Помню, вошли мы — отряд в сто сабель — в станицу Краснокитскую. Казаки, — донес нам разведчик, — все в степи, на работах; по хатам — одни старики, казачки да дети. Сначала, — завидели наш отряд, — стали выбегать из хат кто с косой, кто с вилами… А мы подходим против солнца. Кривошлыкова трясла лихорадка, везли его на тачанке. Входим в станицу. Смотрят на нас дико, молчат. Подтелков, — видали его фотографию? высокий, худощавый, с длинными усами, — говорит с коня: «Станичники, здравствуйте! Что смотрите волками? Свои, чай, не кадеты. Пустите нас на постой. Утром устроим митинг». Старики посовещались, говорят: «Пустим, если заплатишь за постой. Тогда — слезай»… Не понравился мне, помню, один: взъерошенный весь, стоит с пешней, старик, черный лицом, как земля, глядит дико… Мы спешились, убрали коней, пошли по хатам. А еще не совсем темно, и — гляжу — на буграх мелькают всадники. Я подошел к Подтелкову и говорю: «Товарищ, не нравится мне здесь, как бы не вышло чего злого». Он смеется. «Злее смерти ничего не будет, а идти нам некуда, кони устали: если у них здесь засада — все равно в степи догонят».

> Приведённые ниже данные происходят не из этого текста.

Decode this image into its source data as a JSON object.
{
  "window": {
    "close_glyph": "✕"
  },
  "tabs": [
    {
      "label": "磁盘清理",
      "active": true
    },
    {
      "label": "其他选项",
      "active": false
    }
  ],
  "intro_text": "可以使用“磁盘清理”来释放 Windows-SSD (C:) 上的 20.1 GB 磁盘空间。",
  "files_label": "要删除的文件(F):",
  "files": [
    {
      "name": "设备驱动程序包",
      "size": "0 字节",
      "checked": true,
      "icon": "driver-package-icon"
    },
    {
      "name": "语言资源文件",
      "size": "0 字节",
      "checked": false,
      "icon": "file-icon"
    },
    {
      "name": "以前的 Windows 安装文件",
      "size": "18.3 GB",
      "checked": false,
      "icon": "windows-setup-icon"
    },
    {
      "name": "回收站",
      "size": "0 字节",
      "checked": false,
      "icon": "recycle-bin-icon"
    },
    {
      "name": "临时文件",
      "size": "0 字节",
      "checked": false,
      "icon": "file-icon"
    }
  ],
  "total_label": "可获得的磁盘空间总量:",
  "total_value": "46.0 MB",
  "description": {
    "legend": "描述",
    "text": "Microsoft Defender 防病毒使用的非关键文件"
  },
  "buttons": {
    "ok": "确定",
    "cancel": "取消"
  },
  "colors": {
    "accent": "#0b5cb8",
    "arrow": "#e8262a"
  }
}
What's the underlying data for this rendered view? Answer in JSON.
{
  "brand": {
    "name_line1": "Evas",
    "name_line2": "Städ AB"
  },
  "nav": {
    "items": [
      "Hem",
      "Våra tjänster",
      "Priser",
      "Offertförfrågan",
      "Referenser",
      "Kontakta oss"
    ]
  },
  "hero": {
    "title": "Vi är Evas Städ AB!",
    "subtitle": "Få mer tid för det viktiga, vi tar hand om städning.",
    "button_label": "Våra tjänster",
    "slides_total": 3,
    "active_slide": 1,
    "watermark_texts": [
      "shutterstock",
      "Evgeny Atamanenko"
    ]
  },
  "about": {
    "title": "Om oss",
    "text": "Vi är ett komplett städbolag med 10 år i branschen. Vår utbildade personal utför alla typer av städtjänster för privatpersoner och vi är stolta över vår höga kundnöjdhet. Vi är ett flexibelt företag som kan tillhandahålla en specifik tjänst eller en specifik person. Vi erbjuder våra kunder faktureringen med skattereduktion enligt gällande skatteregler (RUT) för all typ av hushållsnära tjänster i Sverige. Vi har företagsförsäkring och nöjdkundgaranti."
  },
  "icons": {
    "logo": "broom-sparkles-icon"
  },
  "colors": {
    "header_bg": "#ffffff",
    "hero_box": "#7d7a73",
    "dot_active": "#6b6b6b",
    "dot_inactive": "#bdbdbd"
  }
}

Выставили охранение. Поужинали. Легли спать. Ну, конечно, в пятом часу, как это у казаков полагается, — стрельба, ночной налет. Я выскочил и — к коню, а коня уж нет, — старик угнал. По улицам бегут наши, пальба, крики. Смотрим — со всех сторон тучи всадников… Несколько станиц собралось брать коммунаров. Кричат: «Сдавайся, не тронем…» И ведут Подтелкова, руки у него скручены за спиной. Мы — пешие, кто без штанов, кто впопыхах без винтовки. Окружили. Начались переговоры, чтобы не драться и нам положить оружие. Я заплакал, отстегнул шашку, бросил. До сих пор горько вспомнить… И подходит ко мне тогда дикий старик: «Я, — говорит, тебя узнал, Семен. Ты из станицы Атаманской, ходишь по батракам, и конь у тебя на войну взятый в долг, у станичника Павленкова, и долга ты ему по сей поры не заплатил, и землишку твою арендует тот же Павленков, а ты у него денег перебрал столько, что тебе теперь одно остается — красную звезду на лоб…» Старик сказал, значит, да развернется, как ударит меня кулаком в это место, — я зашатался.
Тут нас разбили на партии человек по двадцать и повели из станицы на хутор Пономарев. Кругом — толпища, пешие старики с трудовым оружием, бабы, ребятишки. Нашли лютых врагов!.. Эх!.. У меня кровь шла из носа, и чуть что — я валился, меня шибко не трогали. А других били. Ах, как били! Станичники все пьяные. Тут же крутятся агитаторы, переодетое офицерье казачье. Их в то время много скрывалось по станицам от голубовских расстрелов. Разжигали: «Большевики, мол, донцов всех хотят извести и землю отнять и на Дон согнать мужичье, кацапов из северных губерний…» Сами знаете, — станичнику только помяни об этом: «Так вашу так, собаки, наемники, до хуторов живыми не доведем!» Вылетают конные и начинают полосовать нас нагайками. Некоторых действительно забили еще в степи до смерти. Пыль, вопли, бабы остервенели, визжат… Ужаса такого не видал я ни в одну войну.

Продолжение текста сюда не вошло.